Justices to hear cable Web case

Supreme Court to decide if FCC has authority over rates

January 23, 2001|By Lyle Denniston | Lyle Denniston,SUN NATIONAL STAFF

WASHINGTON - Stepping into the competition over high-speed Internet access, the Supreme Court agreed yesterday to rule on the fees that cable operators must pay when they simultaneously deliver Internet services and television programs over the same cables.

Electric utilities that own the poles or underground conduits that hold cables have been imposing surcharges when a cable company transmits data services, such as Internet access, as well as TV signals.

The outcome of the case could alter the competition between cable companies and phone companies as each seeks the upper hand in giving customers the means for much faster access to the Internet.

Phone companies have been answering the challenge posed by cable companies by offering high-speed, digital-subscriber line (DSL) Internet service.

The Federal Communications Commission has authority, under a law that dates to 1978, to restrict the rental rates that utilities charge for "pole attachments" when cables are used solely for TV transmission. Now, the agency and the cable industry contend that the FCC may also limit the rental rates for cable companies to deliver Internet access simultaneously over those lines.

The 11th U.S. Circuit Court of Appeals in Atlanta ruled in April that the FCC had no authority to regulate rates that utility companies charge for pole attachments used for links to the Internet. The court also ruled that the FCC had no power to regulate rates for attachments for wireless communications companies.

The FCC and the National Cable Television Association, an industry trade group, filed separate appeals, urging the justices to restore full rate-regulating authority to the commission. They argue that 1996 amendments to the federal Pole Attachment Act make clear that the FCC can regulate the rental rate for any attachment, regardless of how the equipment is used.

Besides taking on that dispute, the Supreme Court moved back yesterday into the battle over local telephone service, and access to it by the former long-distance carriers.

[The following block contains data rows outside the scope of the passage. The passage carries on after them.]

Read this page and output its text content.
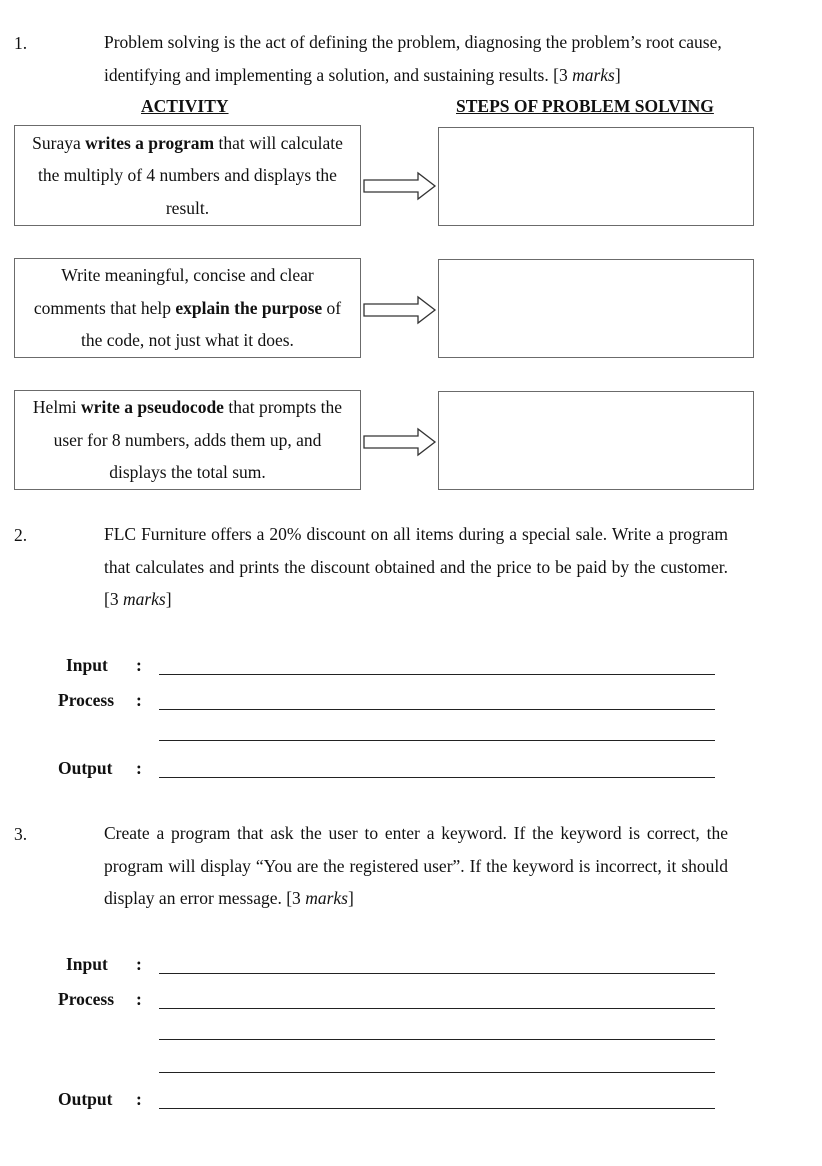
1.	Problem solving is the act of defining the problem, diagnosing the problem’s root cause, identifying and implementing a solution, and sustaining results. [3 marks]
ACTIVITY	STEPS OF PROBLEM SOLVING
Suraya writes a program that will calculate the multiply of 4 numbers and displays the result.
Write meaningful, concise and clear comments that help explain the purpose of the code, not just what it does.
Helmi write a pseudocode that prompts the user for 8 numbers, adds them up, and displays the total sum.
2.	FLC Furniture offers a 20% discount on all items during a special sale. Write a program that calculates and prints the discount obtained and the price to be paid by the customer. [3 marks]
Input :
Process :
Output :
3.	Create a program that ask the user to enter a keyword. If the keyword is correct, the program will display “You are the registered user”. If the keyword is incorrect, it should display an error message. [3 marks]
Input :
Process :
Output :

Two years ago, the court upheld the FCC's power to regulate the fees that local companies charge long-distance rivals to use existing telephone networks to compete for the same local customers.

This time, the court agreed to decide how the FCC should devise formulas for connection or access charges. The companies that are seeking to move into local telephone service insist that the charges should be no higher than if the local companies used the most up-to-date and efficient technology - a hypothetical calculation.

The local companies counter that the charges must take account of their historic costs and that their charges should allow them to recoup their investments in existing plant and equipment.

The 8th U.S. Circuit Court of Appeals, based in St. Louis, ruled in July that the FCC need not take into account a local company's historic costs. But it said the commission may not calculate costs based on a hypothetical, most-efficient operator. It must set charges based on each local company's actual costs, the lower court said.

The justices agreed to hear five separate appeals on the dispute, pitting three regional Bell companies - Verizon Communications Inc., SBC Communications Inc. and BellSouth Corp. - against the FCC, AT&T Corp. and other telephone competitors now entering the local phone market.

The Supreme Court will hold hearings in October on both the telephone cases and the Internet access case. It is not expected to rule on either until next year.